My Aunt Aggie's best friend was a blind man. When I was four, she took me to visit him in his dim, sparsely furnished apartment.
"I feel sorry for Mr. Jacobs," I whispered into Aunt Aggie's ear.
"Because he's blind?"
"No, because he's poor. His apartment's dirty and ugly. All he's got is a sofa and his plants are all dead."
Aunt Aggie gave me a funny look. "Hey, Jake," she said. Mr. Jacobs smiled straight at Aunt Aggie, even though he couldn't see her. "Why don't you show Annie around?"
"Only if she closes her eyes," he said. "If she wants to see my place, she' s got to see it my way." He held out his hand. I took it, and closed my eyes...
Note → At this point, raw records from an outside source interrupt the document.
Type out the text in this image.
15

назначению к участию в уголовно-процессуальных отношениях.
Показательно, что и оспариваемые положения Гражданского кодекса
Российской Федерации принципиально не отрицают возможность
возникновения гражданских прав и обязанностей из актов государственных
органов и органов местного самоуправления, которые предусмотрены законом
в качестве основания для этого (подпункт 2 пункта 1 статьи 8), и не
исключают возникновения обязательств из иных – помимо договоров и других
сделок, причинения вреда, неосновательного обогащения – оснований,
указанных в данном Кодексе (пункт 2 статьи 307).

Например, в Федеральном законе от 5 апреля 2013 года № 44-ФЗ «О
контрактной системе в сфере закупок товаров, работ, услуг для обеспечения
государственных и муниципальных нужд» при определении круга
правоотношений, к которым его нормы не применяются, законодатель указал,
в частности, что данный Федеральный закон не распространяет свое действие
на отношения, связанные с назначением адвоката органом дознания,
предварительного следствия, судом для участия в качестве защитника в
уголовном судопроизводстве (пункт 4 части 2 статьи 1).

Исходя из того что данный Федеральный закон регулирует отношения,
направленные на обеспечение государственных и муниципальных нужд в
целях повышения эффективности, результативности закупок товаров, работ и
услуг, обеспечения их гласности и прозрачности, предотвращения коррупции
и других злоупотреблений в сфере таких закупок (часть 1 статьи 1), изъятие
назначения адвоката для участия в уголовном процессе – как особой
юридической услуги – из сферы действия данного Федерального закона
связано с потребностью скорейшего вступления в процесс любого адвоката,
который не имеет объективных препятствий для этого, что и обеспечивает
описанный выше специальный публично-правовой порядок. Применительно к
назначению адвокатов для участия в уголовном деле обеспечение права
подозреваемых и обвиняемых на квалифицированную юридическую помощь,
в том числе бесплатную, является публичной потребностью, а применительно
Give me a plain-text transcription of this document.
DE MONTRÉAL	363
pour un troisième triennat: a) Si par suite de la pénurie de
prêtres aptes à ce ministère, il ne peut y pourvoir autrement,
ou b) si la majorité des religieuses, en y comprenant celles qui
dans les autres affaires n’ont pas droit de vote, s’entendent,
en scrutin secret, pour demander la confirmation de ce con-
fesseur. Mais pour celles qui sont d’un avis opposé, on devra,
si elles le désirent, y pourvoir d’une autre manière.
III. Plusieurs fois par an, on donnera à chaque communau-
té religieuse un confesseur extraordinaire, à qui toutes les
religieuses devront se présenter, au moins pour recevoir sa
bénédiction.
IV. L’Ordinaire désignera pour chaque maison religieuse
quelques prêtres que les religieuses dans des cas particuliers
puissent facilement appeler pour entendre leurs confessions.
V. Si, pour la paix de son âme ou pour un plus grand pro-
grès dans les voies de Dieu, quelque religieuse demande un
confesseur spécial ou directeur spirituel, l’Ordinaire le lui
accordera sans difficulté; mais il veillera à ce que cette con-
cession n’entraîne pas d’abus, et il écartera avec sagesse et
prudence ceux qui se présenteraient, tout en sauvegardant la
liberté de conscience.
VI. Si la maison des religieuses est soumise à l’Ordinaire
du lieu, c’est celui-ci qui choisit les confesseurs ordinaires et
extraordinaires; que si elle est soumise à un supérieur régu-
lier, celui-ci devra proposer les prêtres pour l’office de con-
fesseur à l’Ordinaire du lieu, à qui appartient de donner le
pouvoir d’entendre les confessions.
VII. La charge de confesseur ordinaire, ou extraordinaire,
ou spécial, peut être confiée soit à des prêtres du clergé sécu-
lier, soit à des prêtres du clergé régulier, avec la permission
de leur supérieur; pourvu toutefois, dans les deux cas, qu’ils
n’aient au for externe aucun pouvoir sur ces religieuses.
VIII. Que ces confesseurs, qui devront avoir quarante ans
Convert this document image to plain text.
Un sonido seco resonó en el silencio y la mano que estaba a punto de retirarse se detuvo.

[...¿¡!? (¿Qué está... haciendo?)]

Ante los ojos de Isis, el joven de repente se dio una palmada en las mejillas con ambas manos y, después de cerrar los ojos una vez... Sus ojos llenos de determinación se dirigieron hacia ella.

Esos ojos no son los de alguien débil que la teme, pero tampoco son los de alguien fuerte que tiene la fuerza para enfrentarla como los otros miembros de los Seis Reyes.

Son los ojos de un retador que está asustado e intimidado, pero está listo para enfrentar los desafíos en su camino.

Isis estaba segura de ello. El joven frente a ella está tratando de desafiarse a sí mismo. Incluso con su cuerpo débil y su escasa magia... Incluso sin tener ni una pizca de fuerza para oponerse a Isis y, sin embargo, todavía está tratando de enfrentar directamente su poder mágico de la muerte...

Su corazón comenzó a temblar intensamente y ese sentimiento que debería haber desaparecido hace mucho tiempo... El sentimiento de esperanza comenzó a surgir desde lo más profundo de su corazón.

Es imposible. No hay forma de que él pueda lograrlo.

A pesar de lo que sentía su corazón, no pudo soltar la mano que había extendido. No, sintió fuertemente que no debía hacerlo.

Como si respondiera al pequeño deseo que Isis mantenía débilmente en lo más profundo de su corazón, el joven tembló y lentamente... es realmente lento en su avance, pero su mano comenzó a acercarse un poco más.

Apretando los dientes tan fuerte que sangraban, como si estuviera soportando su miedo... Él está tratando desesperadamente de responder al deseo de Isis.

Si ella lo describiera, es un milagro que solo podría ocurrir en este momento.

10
Mr. Jacobs's bare, grease-smudged living room walls made perfect, uninterrupted finger-holds for a blind man and a girl with her eyes shut. His stained sofa cushions felt clean and smooth. His dead plants were fragrant: dried bouquets of rosemary, eucalyptus, and lavender. The absence of all furniture except the sofa made for unimpeded shuffling across the scuffed pea-green linoleum floor. Once, twice, three times across — and then there we were, me and Mr. Jacobs, dancing blind, whirling free and easy across cool, dark, empty space.